I'm probably a little too paranoid about HSA. When I brewed my first all grain batch about 15 years ago, I made the rookie mistake of not using tubing to drain my mash tun. Just let it drop from the outlet to the bottom of the kettle. It was beneficial in that I learned exactly what oxidized beer tasted like -the box your Wheaties came in. But it was a bad enough experience that I now try to minimize movement of wort above 75-80F.
DrYeast wrote:As for co- or post-fermentation readings, don't bother with stirring, unless you added a heavy sugar during fermentation, I'm pretty sure that the differences from top to bottom of your fermenter are negligible. I haven't tested this, but if your wort was mixed before you added it to the fermentor, then it mixed as you added it, then it mixed when you aerated/oxegynated it, and then it mixed as the yeast were working (swirling and churning during fermentation), I think that your wort is as mixed as it's going to get.

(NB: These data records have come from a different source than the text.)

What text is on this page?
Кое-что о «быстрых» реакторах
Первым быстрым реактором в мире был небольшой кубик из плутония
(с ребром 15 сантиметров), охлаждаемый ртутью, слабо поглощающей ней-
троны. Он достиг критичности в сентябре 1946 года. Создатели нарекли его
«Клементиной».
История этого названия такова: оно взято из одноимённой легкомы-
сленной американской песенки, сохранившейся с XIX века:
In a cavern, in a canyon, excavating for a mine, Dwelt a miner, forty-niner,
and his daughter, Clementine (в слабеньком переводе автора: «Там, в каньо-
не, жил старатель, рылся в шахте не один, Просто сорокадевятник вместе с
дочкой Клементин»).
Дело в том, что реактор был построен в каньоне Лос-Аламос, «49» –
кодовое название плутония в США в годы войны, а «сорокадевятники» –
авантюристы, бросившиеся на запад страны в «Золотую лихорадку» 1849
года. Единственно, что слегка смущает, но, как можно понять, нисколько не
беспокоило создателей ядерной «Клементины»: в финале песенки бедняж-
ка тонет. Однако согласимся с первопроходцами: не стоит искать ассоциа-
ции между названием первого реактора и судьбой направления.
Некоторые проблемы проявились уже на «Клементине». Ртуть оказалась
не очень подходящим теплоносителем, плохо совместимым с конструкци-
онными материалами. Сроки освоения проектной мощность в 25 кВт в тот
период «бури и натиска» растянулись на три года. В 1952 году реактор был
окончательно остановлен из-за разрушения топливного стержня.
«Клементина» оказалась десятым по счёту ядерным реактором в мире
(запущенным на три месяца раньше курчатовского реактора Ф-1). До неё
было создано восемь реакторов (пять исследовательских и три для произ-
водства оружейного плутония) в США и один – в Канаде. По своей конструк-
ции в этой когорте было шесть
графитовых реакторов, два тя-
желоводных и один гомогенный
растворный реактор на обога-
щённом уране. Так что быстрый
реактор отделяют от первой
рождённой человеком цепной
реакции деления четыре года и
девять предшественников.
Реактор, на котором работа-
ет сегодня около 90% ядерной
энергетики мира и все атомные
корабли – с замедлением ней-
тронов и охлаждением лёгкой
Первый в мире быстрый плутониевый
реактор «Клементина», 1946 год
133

I definitely agree that the beer is well mixed through primary and through most of seconday. It's when I go to keg that I get concerned. I think with such a reduction in yeast activity, there will be some sort of a concentration gradient in that carboy. How severe? No idea. Probably insignificant. But I am going to pick up a refractometer and experiment when I keg my current batch just to satisfy my curiosity.
Thanks to all of you for the great discussion. Good stuff here. I'll post my results when I'm done in a few weeks.